After that victory, the fired-up home fans stayed in their seats as Packers’ general manager Ron Wolf asked them, “Guess where we’re goin’?” Reggie White paraded the conference trophy around for the appreciative onlookers. For most in the stands, it was their final chance to cheer on the home team – and to wish them well in a generally distant Super Bowl city two weeks hence.
I’ve been to three Super Bowls as a reporter and five NFC Championship Games either as a reporter or a Packers’ fan in the stands. Though fans bring “lots of juice” to the Super Bowl city the week beforehand, there is no way such passion translates to the game itself. It can get downright quiet in there. Each participating team only gets one of every six seats at a neutral Super Bowl site. Other tickets go to the NFL’s corporate sponsors and various contest winners among others. Many in the seats don’t have a rooting interest, much less a rabid longtime passion for those on the field.

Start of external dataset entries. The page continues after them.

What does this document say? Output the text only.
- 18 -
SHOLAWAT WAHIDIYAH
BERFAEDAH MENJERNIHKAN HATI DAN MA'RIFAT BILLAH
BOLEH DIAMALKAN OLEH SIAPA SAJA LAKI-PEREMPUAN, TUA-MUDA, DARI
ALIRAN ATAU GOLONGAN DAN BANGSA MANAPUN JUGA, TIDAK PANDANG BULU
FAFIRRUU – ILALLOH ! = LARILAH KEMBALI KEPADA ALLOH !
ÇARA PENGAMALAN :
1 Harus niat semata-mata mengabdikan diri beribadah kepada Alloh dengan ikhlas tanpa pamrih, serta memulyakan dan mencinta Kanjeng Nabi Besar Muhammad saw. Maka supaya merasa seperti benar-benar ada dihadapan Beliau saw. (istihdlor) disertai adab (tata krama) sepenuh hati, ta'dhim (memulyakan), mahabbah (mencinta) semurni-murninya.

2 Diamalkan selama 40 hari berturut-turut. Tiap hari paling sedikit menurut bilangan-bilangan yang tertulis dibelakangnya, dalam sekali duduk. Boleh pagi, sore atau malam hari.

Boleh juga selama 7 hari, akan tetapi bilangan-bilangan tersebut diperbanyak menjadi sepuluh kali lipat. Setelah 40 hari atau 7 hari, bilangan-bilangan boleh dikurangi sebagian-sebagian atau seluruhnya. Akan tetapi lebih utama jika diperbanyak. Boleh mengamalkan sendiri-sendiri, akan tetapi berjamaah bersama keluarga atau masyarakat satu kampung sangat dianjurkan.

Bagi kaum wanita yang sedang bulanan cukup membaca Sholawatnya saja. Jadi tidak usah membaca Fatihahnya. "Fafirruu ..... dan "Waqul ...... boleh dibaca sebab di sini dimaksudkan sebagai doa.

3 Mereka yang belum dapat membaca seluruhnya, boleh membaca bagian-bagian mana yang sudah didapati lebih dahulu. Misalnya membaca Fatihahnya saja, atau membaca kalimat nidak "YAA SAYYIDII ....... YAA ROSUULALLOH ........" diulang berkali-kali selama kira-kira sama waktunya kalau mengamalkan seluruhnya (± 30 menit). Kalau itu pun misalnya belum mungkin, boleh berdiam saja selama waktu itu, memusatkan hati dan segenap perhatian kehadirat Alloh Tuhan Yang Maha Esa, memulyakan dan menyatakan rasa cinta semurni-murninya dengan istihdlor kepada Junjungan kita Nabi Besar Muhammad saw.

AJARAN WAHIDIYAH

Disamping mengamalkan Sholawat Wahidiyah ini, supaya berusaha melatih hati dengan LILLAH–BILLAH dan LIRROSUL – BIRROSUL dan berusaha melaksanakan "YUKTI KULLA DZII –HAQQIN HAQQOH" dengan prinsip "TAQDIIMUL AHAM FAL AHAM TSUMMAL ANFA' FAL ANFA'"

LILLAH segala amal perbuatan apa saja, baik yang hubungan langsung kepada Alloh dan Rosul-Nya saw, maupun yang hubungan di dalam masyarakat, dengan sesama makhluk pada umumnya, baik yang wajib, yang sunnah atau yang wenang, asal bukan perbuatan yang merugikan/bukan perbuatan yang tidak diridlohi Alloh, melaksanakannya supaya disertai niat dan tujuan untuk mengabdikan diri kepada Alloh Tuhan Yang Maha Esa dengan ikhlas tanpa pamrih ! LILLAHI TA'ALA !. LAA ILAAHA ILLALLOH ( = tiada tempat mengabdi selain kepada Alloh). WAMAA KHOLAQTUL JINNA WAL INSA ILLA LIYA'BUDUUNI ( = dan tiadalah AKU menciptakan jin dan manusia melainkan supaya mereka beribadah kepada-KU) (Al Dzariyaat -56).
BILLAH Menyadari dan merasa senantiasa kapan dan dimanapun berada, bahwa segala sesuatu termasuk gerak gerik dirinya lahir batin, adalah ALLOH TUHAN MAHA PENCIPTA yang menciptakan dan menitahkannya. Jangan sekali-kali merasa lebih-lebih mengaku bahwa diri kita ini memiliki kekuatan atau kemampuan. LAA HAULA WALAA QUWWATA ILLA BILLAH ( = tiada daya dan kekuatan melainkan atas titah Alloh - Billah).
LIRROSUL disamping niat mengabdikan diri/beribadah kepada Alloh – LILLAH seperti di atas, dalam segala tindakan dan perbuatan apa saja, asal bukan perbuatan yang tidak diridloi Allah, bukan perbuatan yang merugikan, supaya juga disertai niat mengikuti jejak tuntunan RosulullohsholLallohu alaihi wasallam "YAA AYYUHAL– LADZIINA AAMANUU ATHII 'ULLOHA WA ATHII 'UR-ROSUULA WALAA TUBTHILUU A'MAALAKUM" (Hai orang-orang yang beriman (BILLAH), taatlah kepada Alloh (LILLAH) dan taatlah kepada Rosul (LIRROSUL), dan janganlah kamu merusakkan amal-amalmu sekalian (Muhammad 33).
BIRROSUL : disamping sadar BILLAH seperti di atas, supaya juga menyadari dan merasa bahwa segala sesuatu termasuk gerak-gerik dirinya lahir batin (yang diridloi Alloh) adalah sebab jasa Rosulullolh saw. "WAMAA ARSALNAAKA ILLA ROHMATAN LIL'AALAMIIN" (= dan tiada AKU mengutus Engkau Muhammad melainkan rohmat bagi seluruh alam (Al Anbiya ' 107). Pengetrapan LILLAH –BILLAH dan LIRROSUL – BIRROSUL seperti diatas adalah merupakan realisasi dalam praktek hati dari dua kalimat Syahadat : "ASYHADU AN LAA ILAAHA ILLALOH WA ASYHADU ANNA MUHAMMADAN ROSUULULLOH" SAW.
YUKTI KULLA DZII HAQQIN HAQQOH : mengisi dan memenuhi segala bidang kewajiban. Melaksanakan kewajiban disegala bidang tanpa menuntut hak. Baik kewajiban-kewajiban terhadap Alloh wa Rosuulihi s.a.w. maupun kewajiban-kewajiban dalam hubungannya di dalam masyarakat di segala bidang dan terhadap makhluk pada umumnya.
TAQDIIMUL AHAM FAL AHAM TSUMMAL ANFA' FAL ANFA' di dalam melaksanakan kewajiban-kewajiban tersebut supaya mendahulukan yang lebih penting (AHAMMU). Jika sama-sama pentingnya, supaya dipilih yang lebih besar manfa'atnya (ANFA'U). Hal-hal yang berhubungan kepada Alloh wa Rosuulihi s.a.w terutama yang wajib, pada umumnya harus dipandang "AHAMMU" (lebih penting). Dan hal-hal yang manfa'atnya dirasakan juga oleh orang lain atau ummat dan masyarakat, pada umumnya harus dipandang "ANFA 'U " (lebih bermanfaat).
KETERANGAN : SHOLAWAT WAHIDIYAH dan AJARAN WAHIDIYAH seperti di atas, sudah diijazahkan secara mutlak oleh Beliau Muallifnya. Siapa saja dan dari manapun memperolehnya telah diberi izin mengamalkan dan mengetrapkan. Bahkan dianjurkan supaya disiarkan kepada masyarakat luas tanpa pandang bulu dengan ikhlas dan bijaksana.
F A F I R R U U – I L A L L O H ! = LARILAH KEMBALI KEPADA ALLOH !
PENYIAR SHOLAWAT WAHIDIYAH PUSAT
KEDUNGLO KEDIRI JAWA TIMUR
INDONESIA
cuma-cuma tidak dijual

As a result, much of the noise you’d expect at the Super Bowl just isn’t there. That’s especially noticeable on touchdowns, sacks, defensive stands, and other big plays. Jim Nantz told the New York Times in 2014 that the Super Bowls he called on CBS often had the feeling of a “Hollywood soundstage.” In 1992, when I covered the Buffalo/Washington Super Bowl in Minneapolis, I thought a Native American pregame protest outside the old Metrodome against the then-Washington Redskins’ team name was as loud and emotional as a Bills’ pep rally nearby.
I’ve often told people that if a Super Bowl gets close to them – or if their teams make it there – they should go. Even without game tickets, the weeklong series of fan fests, parties and more is almost non-stop – and for real fans, definitely worth the trip to the host city. Whether you’d see this kind of ramped-up atmosphere at neutral-site conference championships – the league’s semi-finals — is a whole other question.
Home team crowds generate lots more decibels on big plays as fans high-five each other. At the Packers’ NFC title loss at Seattle eight years ago, the Seahawks’ fan to my left wouldn’t say hello. But before every Packers’ play, he yelled “AHHHHHHH” – as did thousands of others. With ridges at the top that keep the noise inside, the ‘Hawks outdoor stadium has long been considered the loudest in the NFL. My Packers’ travel partner Mike Warren and I both wondered how those fans talk at their jobs the next day.
Other fan bases unleash similar passions. My son Bryan & I saw that firsthand in the 1995 season, when the Pack lost at Dallas – still the Cowboys’ last NFC title contest appearance. After Mike Warren & I saw the Packers lose in Seattle & Atlanta, many Facebook friends told me never to see a road NFC Championship Game again. In the 2010 season, the Chicago Bears thought its fans just couldn’t stomach the usual on-field trophy presentation – so the Packers had to quietly accept the honor in their locker room at Soldier Field.
Super Bowls at neutral sites allow everyone involved to plan ahead. Ticket prices that often exceed $5,000 on the secondary market speak for themselves about the clientele the game attracts. Should the league consider something similar for conference title games, many have expressed concerns that those, too, would become unaffordable for the fans who’ve been most responsible for their teams’ support – vocally, financially, and otherwise.
The Packers have hosted seven NFL & NFC championship games since 1939, including the infamous Ice Bowl victory over Dallas in 1967. That’s seven mega-important games in 83 years – an average of almost one every 12 years. When this kind of opportunity comes this seldom, why wouldn’t any profitable business allow the greatest number of its most loyal customers to savor such a payoff?